The loot box disaster that has imploded all over the gaming scene these last few months just got more complicated.
New Zealand’s Gambling Compliance office of its Department of Internal Affairs has stated its position on the matter.
In a letter to Gamasutra, the department has stated that loot boxes “do not meet the definition of gambling”. The department views that loot boxes do not meet the legal definition of gambling under their 2003 Gambling Act but they have been monitoring the recent situation closely.
New Zealand joins other countries in not wanting to address the issue while the matter is being looked at by other authorities around the globe. These statements also join the likes of the ESRB, who also say that loot boxes are not gambling.
The UK Gambling Commission however, has made some new information on the subject available, which suggests further action might be on the table. This is in contrast with the UK government making a very bizarre and non-committal statement in recent months.

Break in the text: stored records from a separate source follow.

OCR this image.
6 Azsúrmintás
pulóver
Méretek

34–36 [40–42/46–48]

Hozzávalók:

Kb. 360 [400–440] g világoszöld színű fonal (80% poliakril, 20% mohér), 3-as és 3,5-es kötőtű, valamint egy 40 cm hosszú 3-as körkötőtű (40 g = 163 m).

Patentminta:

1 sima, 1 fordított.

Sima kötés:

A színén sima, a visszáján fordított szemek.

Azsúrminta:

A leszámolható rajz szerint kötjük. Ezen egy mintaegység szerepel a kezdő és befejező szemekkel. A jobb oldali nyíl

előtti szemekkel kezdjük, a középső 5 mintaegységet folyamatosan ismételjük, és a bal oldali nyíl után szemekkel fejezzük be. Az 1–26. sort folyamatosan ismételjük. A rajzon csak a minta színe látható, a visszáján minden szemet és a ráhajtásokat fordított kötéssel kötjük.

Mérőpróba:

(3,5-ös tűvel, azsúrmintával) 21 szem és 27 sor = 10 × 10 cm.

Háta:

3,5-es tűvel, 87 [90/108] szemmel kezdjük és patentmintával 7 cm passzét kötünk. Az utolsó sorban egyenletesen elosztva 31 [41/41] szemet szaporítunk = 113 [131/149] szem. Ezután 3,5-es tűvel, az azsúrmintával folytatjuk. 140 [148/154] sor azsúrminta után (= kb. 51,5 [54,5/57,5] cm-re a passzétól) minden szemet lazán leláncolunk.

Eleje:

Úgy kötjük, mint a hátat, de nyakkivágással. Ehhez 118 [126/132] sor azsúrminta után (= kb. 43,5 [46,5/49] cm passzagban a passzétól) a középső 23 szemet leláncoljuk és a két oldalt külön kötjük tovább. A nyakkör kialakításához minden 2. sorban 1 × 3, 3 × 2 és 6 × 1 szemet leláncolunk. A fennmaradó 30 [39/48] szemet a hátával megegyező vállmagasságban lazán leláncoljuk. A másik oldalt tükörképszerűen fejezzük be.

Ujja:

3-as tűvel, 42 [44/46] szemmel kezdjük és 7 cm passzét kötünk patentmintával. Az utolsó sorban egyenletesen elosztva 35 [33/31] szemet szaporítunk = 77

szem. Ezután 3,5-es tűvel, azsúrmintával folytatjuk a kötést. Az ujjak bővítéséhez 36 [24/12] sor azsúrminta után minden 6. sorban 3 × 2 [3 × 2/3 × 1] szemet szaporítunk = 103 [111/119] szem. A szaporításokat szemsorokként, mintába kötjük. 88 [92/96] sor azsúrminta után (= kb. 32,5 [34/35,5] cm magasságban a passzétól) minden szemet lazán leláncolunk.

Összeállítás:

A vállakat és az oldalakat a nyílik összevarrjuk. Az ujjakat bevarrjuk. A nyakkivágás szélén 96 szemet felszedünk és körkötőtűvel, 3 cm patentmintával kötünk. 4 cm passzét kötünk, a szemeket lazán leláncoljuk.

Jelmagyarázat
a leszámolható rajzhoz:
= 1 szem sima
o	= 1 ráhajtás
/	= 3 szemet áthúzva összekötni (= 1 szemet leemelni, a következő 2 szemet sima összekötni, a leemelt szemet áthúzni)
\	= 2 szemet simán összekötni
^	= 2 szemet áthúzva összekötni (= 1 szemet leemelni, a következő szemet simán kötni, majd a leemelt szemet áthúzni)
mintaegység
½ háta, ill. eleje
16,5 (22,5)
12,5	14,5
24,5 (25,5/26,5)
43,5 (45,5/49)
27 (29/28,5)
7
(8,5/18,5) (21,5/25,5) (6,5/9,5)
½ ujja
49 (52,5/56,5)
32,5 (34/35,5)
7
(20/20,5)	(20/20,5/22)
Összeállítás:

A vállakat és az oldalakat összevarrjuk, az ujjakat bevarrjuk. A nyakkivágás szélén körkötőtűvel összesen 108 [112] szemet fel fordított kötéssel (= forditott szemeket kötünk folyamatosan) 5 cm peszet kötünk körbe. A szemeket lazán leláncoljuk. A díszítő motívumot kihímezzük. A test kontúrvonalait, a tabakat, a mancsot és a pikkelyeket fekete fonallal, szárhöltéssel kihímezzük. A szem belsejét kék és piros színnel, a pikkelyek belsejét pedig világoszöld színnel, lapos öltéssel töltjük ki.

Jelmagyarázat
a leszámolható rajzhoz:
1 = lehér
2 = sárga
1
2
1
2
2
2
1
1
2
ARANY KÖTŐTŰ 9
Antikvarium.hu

New technology is the problem according to their report with free-to-play casino games, social media, or the mechanics within some video games being the main problem areas. Tim Miller, Gambling Commission Executive Director said:
“It is clear that many children’s experiences of gambling-style activities are coming from the playground, the games console or social media rather than the bookmaker, the casino or the gambling website. That’s why it is essential that we work across industries and with parents so that together we can protect children and encourage those that choose to gamble in adulthood to do so safely.”
In the past week, 12% (370,000) of children have taken part in some form of gambling activity. The video game sectors stats show that 11% have bet with in-game items and 45% are aware that it’s possible to bet with in-game items. The report also mentions the prevalence of advertising that either promotes games featuring these mechanics, or promotes the mechanics themselves.
Check out the infographic below:
One can only hope that these new statements on the issue further warn developers and publishers against utilizing these controversial mechanics in predatory ways. Because if a AAA title like Battlefront 2 can take a sales hit from them, how will other games fair?